MartinHafer The first portion of "No Time for Comedy" is excellent--and I thoroughly enjoyed it. However, somewhere around the middle, it was like the characters had head injuries (particularly James Stewart) and began acting weird...along with some new and annoying friends. As a result, the film really lost its momentum and its way.The film begins with a playwright (Stewart) being called to Broadway to do some re-writes for the play. They are in rehearsals and the play just doesn't quite flow the way they'd hoped. Stewart is not at all like they expected. After all, the play is a smart drawing room comedy featuring the upper crust--and Stewart is some Midwestern yokel who has never even been to the big city or been with the smart set. After some teething problems, however, the play is a success. This part of the film is very charming and seeing him and Rosalind Russell together was a treat.The next portion of the film really stopped making sense. Now that Stewart and Russell are married, suddenly the sweet guy has turned into a major butt-head--a very selfish one at that. Now he drinks heavily and begins hanging out with the world's most superficial and annoying married woman anyone could imagine (Genevieve Tobin). While I hated the change in Stewart's character (since it seemed so out of character), everything about Tobin was wrong...100% wrong. Her character made no sense at all and was played so broadly you'd wonder how any semi-sane person could fall for this super-annoying....'lady'. Also incongruous is her husband (Charlie Ruggles)--he simply made no sense at all as the annoyed but unbelievably passive rich husband. At this point, the only person who comes off halfway convincing is Russell...but even she occasionally behaves oddly. It was really as if the film had two different writers who didn't even read each other's scripts before combining them.The overall film really looks like two separate films. The first half I'd score an 8 and the second I'd score a 3. It really would have been improved with a revision...a re-write like Stewart's character was called in to do when the movie began. Not a good film, though it looks nice and has some lovely scenes. The bad just outweighs the good.By the way, after Stewart behaved abominably through much of the film, why would Russell's character STILL want him?! What sort of screwy message is this projecting at women?!

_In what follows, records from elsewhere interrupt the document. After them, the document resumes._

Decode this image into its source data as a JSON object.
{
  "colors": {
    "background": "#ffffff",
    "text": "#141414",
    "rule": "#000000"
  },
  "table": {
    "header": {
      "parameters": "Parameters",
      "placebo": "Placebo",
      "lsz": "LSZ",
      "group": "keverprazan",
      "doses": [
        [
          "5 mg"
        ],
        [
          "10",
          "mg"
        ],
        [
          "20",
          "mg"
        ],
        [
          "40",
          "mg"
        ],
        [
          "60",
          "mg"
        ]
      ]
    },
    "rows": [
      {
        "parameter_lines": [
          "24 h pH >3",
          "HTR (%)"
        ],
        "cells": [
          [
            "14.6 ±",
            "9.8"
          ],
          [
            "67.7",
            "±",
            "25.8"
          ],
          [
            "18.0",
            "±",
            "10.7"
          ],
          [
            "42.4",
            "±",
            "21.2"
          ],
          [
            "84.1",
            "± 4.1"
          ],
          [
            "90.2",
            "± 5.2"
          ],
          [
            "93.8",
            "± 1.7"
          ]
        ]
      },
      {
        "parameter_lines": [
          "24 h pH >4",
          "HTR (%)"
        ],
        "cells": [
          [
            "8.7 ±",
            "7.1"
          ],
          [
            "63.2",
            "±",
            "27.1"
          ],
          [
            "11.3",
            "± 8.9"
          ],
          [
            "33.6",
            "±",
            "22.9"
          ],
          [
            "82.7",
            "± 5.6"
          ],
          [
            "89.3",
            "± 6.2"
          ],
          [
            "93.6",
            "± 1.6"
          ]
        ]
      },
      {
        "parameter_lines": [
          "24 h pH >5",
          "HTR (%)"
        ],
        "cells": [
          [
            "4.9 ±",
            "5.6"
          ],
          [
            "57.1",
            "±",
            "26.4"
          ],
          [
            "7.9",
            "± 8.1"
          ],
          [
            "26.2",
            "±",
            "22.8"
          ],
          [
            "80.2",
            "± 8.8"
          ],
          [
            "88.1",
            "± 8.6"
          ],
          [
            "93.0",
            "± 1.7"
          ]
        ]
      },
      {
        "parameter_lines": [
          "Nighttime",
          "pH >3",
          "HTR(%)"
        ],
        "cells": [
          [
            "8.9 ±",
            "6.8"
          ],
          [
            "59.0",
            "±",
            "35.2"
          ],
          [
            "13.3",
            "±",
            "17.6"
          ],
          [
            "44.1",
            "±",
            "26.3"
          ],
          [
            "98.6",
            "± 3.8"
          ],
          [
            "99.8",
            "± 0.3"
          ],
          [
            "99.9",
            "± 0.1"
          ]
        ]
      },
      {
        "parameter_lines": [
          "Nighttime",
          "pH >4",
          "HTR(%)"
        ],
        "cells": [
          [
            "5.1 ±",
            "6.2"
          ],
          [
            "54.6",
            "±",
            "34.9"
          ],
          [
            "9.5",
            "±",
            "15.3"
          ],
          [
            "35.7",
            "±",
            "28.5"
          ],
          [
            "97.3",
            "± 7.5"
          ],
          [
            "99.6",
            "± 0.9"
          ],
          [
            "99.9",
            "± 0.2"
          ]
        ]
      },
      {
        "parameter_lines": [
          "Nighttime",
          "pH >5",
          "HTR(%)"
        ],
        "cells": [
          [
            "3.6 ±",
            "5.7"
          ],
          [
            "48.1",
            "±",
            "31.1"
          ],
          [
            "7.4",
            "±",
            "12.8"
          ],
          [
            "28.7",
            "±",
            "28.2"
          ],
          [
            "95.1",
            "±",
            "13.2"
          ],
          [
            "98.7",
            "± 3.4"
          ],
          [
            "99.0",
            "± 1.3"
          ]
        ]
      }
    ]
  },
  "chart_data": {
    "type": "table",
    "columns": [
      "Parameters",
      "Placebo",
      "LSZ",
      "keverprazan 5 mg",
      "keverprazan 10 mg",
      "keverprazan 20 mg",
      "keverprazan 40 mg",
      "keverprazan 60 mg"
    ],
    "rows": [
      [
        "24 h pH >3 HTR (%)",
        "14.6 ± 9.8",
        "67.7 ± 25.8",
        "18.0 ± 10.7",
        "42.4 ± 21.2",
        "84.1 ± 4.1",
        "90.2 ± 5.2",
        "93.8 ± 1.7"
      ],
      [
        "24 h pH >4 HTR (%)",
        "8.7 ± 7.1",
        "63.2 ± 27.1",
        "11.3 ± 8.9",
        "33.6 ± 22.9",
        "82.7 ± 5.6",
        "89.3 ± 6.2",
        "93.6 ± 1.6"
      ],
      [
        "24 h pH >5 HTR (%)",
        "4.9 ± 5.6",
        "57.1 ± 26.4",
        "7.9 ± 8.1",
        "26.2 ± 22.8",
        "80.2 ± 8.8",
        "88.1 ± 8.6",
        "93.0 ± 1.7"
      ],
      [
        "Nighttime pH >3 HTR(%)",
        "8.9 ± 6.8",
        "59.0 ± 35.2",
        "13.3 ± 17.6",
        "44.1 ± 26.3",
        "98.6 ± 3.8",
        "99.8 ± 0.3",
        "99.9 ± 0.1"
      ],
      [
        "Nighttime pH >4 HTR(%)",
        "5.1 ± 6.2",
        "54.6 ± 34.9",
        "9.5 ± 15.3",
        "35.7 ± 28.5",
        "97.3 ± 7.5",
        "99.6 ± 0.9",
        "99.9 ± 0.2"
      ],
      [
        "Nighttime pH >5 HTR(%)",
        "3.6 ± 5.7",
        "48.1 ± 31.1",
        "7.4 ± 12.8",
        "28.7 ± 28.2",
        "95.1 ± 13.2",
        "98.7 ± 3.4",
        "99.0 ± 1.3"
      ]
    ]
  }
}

nycritic Russell and Stewart. Both actors with career highs the previous year, 1939 -- she with THE WOMEN, he with MR SMITH GOES TO WASHINGTON which earned him his first Academy nod for Best Actor. Both with careers entering high gear at the dawn of the 40s with fine performances, she in HIS GIRL Friday, he with THE PHILADELPHIA STORY for which he finally did win the Oscar. Together they should have succeeded together as main players in a movie.So what failed? The fact that this was a truly awful story, ill-conceived for any medium, stage or film, and the fact that Stewart's role is not very sympathetic -- a rarity. He comes across too petty, irritatingly self-involved with his own success as a writer that one also wonders why Russell's character, a successful stage actress, would stay with him at all. In today's world, a divorce would have been in order faster than yesterday's news, and even then they were taking place within the rich and famous. Which makes me go to the second problem in the film --Russell plays a role that Greer Garson could practically sleepwalk through, and does so in a way that makes you feel sorry for her, but also makes you want to dive into the screen and smack her with something hard. Comedy was her specialty -- this was Russell trying to prove she could also do drama, and it does not work in her favor.And what on Earth is Genvieve Tobin doing in this film? She looks crazy from the start, so completely affected she makes "stage British" look genuine, and her presence brings the film to a dead halt. That she doesn't quite get her comeuppance for nearly destroying a marriage is beyond me.Louise Beavers fares even worse: she plays Russell's maid and what she does is repeat her "resigned, but jolly" role until it's dead on the floor. But, to give her credit, she does get screen time, and high billing in a time when black actors/actresses were barely seen.NO TIME FOR COMEDY drains the life out of the comedy and remains only a footnote mention in both Russell's and Stewart's careers.